Visa and deportation fears for Commonwealth military veterans
Every year several hundred Commonwealth personnel are discharged from the British armed forces and immediately become subject to UK immigration controls (from which they have been exempt whilst serving). Any individual who has served in the British military for more than four years can apply for indefinite leave to remain afterwards, but the process is made extremely challenging by the fact that it is currently not lawful to work, register with a GP or get any help from the local authority whilst an application for indefinite leave to remain is underway. The problem is compounded for many military veterans by the high cost of rising visa fees. But the choice is stark. If an individual leaves the army and fails to apply, they (and their family) face the possibility of deportation.
The Guardian newspaper’s Caroline Davies reports that there has been a 127% rise in the fees for indefinite leave to stay across the past five years and a 1,441% rise since 2003. She states that the sums are now so high that it would cost almost £10k for a family of four to apply. She writes, ‘hundreds of Commonwealth military veterans who risked their lives serving in the UK armed forces face spiralling debts after being forced to pay “exorbitant” visa fees to remain in the country after their discharge …’
A poor way to say, ‘thank you.’
Unlike overseas students in the UK who are able to stay on a student visa pending a Home Office decision, military veterans have no such rights.
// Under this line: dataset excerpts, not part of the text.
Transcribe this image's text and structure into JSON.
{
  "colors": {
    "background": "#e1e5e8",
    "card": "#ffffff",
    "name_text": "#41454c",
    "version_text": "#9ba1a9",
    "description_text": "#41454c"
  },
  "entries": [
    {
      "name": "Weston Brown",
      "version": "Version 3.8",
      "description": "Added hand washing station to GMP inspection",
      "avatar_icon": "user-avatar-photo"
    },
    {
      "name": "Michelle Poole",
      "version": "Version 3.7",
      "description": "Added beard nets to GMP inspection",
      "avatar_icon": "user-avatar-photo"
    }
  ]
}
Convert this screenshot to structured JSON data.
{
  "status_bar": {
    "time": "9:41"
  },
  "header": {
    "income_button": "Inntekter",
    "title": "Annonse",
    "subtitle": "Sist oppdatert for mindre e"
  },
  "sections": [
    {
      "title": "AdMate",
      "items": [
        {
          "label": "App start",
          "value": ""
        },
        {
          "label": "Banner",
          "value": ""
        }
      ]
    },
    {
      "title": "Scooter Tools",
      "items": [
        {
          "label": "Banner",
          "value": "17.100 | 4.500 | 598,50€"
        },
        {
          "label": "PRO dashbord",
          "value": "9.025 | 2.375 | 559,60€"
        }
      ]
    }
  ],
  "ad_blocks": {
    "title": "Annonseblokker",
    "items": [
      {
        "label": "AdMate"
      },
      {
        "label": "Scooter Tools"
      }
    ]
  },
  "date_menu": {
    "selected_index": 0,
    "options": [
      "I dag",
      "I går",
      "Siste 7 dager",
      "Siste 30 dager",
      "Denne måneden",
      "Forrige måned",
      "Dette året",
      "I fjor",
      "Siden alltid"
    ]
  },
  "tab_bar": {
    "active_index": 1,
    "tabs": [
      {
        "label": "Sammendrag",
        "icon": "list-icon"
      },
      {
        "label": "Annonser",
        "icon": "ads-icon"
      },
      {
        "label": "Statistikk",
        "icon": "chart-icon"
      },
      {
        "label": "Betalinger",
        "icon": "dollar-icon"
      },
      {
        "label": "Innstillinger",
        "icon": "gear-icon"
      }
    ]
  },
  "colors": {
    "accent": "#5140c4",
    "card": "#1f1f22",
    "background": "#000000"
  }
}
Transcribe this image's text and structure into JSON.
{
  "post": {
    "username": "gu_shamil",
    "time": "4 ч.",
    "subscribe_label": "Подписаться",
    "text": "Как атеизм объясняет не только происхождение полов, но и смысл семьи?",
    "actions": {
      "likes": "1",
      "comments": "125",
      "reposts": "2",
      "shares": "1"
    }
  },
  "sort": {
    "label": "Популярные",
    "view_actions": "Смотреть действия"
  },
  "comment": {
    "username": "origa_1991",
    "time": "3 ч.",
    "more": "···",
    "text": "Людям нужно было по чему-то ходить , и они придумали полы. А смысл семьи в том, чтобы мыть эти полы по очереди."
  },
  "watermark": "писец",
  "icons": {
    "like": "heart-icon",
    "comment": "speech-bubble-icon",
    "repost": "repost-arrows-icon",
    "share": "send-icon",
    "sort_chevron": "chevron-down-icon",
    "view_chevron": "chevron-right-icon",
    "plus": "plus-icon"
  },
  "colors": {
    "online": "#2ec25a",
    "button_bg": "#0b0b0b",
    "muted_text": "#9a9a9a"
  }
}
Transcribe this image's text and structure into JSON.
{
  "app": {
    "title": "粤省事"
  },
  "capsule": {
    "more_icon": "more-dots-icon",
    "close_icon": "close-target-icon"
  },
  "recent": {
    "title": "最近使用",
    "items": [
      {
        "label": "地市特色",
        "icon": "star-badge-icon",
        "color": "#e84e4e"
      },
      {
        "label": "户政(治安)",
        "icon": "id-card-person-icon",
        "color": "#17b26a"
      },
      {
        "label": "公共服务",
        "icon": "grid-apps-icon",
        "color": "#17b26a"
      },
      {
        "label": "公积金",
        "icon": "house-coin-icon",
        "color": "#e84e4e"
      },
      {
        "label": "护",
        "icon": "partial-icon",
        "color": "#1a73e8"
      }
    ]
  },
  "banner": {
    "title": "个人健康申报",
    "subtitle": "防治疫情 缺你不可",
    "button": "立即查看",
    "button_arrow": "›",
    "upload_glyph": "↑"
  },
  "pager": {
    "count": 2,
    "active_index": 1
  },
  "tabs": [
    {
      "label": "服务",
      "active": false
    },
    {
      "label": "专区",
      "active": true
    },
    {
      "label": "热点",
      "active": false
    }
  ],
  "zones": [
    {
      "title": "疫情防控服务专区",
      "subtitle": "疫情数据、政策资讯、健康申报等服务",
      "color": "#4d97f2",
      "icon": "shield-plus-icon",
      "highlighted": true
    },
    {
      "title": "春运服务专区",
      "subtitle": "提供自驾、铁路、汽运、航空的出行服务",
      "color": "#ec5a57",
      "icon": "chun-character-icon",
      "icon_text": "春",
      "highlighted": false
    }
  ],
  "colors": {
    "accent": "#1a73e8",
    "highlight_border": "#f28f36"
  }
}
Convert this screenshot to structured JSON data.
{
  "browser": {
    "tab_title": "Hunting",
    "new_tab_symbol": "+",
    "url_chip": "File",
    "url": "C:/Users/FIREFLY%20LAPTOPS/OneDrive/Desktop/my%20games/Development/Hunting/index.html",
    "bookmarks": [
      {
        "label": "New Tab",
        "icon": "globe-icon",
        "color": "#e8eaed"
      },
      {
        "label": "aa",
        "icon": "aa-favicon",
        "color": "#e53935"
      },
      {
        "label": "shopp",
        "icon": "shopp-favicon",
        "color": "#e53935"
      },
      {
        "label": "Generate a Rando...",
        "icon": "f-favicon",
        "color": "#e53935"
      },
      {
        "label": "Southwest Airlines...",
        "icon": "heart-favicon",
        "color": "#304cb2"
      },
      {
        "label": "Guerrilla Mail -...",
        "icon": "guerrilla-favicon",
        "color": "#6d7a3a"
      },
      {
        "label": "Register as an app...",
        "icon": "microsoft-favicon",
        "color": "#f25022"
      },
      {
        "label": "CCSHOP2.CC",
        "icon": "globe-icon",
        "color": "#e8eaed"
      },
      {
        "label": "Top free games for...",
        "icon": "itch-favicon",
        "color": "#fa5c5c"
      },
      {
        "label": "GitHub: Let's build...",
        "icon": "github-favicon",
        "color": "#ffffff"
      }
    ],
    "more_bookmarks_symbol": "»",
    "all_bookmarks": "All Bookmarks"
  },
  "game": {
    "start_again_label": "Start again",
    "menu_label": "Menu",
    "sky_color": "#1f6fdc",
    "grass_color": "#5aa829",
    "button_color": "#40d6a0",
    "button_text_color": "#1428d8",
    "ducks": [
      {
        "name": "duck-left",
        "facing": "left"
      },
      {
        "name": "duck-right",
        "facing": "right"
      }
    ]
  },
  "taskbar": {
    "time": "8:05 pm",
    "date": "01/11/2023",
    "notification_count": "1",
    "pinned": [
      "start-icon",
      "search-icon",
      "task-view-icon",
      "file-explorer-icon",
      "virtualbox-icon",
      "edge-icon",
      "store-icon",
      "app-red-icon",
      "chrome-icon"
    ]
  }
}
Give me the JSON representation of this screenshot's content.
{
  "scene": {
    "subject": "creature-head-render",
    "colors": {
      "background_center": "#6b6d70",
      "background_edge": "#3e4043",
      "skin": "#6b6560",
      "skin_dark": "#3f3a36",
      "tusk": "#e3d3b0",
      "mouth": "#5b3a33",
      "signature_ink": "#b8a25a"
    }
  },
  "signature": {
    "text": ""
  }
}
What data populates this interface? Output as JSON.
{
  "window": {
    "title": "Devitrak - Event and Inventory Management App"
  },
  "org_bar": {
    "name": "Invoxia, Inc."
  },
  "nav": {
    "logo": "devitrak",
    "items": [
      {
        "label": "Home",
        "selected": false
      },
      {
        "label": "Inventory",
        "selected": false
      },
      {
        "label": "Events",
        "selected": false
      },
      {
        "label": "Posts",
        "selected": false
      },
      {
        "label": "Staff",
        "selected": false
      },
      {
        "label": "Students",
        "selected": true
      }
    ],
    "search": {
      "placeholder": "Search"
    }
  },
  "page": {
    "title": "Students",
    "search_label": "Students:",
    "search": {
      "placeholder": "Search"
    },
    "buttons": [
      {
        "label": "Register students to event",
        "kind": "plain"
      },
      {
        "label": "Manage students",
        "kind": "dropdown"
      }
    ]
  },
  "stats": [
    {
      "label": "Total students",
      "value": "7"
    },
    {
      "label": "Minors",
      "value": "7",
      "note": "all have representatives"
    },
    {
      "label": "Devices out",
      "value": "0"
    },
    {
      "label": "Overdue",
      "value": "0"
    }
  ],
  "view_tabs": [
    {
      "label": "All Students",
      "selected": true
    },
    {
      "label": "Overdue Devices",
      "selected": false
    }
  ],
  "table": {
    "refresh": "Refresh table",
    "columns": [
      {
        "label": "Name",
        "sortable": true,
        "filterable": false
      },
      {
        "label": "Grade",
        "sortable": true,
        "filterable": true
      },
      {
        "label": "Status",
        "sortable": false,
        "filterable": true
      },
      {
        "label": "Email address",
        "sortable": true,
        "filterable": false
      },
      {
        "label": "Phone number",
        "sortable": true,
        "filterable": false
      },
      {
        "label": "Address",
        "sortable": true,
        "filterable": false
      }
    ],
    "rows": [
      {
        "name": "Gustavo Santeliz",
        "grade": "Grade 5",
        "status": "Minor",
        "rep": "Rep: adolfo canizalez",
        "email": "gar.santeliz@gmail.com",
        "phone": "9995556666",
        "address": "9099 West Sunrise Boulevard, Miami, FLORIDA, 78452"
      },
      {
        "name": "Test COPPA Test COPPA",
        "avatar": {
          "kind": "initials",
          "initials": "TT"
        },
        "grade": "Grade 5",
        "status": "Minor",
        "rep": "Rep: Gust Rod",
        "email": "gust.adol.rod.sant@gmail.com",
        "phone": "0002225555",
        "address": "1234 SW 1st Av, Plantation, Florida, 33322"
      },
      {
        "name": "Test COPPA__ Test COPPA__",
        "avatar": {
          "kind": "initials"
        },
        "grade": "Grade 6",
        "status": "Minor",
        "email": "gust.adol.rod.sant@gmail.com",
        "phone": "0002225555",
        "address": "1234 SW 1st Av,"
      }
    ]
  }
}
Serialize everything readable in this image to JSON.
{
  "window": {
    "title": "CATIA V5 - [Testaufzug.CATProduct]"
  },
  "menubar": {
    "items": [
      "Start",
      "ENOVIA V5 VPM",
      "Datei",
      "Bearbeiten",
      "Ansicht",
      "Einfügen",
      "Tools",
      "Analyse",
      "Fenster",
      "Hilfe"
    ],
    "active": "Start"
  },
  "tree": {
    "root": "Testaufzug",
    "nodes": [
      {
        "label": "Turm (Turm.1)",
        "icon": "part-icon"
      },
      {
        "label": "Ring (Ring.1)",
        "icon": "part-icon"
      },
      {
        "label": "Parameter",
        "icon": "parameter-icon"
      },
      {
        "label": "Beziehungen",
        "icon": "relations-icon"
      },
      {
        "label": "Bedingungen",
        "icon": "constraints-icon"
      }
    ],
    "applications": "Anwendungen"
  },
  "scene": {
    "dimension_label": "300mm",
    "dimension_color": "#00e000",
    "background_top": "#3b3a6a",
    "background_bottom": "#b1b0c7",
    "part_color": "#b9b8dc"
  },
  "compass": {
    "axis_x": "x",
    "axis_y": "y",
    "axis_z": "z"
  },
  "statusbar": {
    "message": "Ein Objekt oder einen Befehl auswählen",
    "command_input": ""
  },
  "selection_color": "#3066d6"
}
Various media outlets have recently confirmed that the British Legion has now gone on record to make the point that this is a poor way for a country to say ‘thank you for your service’ to our military veterans. The charity has taken the opportunity to write to the UK’s immigration minister, Caroline Nokes, calling on the government to ‘grant a waiver of fees in the next parliamentary session and abolish the fees altogether after that.’ They are currently asking people across the country to write to their MPs in support of the campaign.